The Berne Convention, which was adopted way back in 1886, established that publication alone is enough to establish a copyright. I’d assert that it’s not much of a stretch to extend that to what we publish about ourselves, whether that information is generated intentionally or as a byproduct of living in the digital age.
Should We Have Personal Sovereignty Over Our Data?
Regulators alone cannot solve this problem. It seems to me that what digital natives have asked us to do — sometimes explicitly, but often indirectly — is create the technical means to grant and revoke permission to collect, access, use and share the data we all produce.
Regulators could force each covered entity to create processes whereby current data subjects can request agency over their data privacy. New technologies could be created to encode each atomic unit of data and establish clear ownership. With options such as blockchain and smart contracts, I believe we could honor evolving data privacy expectations and enable data subjects to set or change the rules to which data brokers and users must adhere. If those parties fail to act in accordance with those rules, they could be prohibited from using that data.

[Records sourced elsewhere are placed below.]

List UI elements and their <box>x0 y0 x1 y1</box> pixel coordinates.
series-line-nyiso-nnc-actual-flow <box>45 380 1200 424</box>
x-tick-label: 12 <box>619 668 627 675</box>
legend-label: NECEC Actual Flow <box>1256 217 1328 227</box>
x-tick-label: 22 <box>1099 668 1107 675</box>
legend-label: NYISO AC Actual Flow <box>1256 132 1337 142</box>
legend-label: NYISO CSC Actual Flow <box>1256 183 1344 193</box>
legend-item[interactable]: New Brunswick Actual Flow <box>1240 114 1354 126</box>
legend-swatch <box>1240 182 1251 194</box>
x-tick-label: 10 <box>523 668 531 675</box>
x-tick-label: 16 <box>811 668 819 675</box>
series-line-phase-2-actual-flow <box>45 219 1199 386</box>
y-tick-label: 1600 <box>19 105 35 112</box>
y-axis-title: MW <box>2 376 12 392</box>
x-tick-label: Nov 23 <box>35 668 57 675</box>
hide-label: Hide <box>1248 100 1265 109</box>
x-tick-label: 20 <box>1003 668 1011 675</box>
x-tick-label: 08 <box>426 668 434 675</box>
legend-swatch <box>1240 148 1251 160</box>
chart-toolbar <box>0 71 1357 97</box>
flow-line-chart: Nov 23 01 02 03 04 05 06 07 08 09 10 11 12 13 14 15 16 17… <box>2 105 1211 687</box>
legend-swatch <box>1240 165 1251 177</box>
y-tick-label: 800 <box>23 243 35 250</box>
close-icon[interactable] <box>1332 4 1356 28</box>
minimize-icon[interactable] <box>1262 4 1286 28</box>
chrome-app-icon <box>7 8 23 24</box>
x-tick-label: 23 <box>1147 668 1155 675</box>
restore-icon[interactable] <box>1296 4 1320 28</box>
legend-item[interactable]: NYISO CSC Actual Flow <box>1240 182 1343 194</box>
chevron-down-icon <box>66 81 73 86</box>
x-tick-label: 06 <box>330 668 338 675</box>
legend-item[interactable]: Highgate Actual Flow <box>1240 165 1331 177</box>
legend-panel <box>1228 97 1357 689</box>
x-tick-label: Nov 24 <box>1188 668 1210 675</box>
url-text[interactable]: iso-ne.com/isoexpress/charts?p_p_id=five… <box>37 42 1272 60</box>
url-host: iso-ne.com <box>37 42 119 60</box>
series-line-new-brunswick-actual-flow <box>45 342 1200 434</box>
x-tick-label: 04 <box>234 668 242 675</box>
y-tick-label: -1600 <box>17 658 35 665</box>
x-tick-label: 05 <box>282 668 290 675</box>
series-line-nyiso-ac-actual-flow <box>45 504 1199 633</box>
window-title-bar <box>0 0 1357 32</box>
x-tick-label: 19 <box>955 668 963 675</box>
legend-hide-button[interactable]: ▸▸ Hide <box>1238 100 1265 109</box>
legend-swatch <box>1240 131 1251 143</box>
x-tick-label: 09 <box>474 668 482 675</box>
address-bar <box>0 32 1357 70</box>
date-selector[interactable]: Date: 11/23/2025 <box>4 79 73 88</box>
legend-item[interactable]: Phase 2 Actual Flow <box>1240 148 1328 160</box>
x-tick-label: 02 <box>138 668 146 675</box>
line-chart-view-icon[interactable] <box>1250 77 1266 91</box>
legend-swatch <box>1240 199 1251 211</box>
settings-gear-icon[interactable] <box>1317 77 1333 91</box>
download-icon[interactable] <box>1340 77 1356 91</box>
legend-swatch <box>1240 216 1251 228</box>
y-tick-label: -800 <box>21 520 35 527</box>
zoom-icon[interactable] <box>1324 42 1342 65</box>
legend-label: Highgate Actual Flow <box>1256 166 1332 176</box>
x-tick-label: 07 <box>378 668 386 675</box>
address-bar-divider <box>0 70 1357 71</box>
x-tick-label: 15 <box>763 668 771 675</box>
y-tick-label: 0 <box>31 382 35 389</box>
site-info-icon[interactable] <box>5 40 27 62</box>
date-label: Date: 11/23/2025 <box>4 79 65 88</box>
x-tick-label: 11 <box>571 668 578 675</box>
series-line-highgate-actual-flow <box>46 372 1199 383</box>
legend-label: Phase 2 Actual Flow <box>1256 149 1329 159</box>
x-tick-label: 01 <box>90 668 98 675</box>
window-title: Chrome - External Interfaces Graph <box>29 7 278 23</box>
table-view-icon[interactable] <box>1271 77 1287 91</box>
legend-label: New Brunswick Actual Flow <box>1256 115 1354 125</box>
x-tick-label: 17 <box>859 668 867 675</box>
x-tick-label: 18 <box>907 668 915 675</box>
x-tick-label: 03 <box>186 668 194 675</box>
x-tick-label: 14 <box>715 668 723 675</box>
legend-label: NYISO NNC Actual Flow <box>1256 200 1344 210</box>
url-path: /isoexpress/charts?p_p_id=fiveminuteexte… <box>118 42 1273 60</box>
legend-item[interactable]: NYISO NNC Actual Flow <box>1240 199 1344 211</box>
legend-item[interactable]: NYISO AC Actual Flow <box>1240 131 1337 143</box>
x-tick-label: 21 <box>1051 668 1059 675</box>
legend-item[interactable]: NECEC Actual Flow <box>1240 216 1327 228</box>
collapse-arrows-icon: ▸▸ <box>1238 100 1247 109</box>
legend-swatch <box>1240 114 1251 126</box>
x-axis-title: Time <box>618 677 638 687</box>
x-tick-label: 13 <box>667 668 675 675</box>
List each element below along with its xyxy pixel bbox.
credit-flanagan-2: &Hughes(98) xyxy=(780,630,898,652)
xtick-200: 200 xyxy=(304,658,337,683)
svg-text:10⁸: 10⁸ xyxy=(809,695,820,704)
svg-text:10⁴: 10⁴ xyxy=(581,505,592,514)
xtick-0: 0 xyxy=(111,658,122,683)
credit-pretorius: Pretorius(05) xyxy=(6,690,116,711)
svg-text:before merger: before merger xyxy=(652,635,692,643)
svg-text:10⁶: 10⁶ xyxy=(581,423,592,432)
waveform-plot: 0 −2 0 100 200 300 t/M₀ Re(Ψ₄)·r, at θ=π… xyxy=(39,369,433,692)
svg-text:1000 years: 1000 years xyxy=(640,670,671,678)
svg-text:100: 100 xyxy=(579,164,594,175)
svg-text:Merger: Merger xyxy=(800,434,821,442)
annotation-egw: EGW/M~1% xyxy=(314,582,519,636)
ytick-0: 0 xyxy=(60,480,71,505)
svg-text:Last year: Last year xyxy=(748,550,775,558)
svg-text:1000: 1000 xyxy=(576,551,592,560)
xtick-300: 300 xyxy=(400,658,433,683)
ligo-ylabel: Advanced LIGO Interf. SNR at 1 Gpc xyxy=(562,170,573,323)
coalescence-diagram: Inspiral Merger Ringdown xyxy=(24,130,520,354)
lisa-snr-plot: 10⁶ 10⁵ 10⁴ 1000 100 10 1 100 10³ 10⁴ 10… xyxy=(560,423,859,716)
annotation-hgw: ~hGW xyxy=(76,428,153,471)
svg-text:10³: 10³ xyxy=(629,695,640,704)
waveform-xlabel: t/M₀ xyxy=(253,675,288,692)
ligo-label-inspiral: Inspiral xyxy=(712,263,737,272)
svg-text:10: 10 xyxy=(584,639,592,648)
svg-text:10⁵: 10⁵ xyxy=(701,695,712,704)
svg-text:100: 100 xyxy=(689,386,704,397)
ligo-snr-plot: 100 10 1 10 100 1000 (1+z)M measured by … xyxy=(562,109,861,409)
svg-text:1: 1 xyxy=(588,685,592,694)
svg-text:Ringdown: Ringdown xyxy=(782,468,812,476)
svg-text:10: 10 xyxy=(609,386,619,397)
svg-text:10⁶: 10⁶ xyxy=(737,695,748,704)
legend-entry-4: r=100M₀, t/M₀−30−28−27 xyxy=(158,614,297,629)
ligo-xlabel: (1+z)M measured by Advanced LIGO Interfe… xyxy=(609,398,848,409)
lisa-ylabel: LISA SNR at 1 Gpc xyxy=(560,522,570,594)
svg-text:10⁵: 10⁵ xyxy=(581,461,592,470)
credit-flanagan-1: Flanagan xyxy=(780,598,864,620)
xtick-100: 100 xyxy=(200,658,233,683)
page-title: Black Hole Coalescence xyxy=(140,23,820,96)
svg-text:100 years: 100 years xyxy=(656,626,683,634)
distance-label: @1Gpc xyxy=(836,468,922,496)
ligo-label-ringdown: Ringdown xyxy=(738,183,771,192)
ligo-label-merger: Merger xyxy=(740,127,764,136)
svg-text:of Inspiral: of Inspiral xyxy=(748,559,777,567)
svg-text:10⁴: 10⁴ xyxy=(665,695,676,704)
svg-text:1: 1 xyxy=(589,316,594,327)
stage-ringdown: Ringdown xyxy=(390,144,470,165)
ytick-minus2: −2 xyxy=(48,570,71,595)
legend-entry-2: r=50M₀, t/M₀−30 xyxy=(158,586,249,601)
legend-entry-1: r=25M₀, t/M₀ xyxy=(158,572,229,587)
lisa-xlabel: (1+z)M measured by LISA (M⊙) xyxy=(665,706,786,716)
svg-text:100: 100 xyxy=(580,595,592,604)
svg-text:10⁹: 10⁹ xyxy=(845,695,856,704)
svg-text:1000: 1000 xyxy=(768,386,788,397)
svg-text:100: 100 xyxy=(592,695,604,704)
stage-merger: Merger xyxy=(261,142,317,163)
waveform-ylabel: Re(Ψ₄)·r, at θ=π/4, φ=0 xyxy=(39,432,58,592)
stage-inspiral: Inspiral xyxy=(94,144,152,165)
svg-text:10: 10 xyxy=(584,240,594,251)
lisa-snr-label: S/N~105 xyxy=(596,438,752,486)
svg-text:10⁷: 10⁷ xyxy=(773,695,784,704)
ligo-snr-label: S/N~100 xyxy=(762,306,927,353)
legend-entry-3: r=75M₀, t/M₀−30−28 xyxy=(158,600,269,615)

Certainly, this concept has a more complex application when it comes to the digital exhaust we create (think location data and log data) as opposed to data elements that are more obviously descriptive, but this seems like more of an architectural challenge than one of scale to me. After all, we’ve managed to solve the scale problem for collection and use. As I see it, giving data subjects sovereignty over their data seems like a logical next step for our time — one that might just remain a good idea as we look back on this time years from now.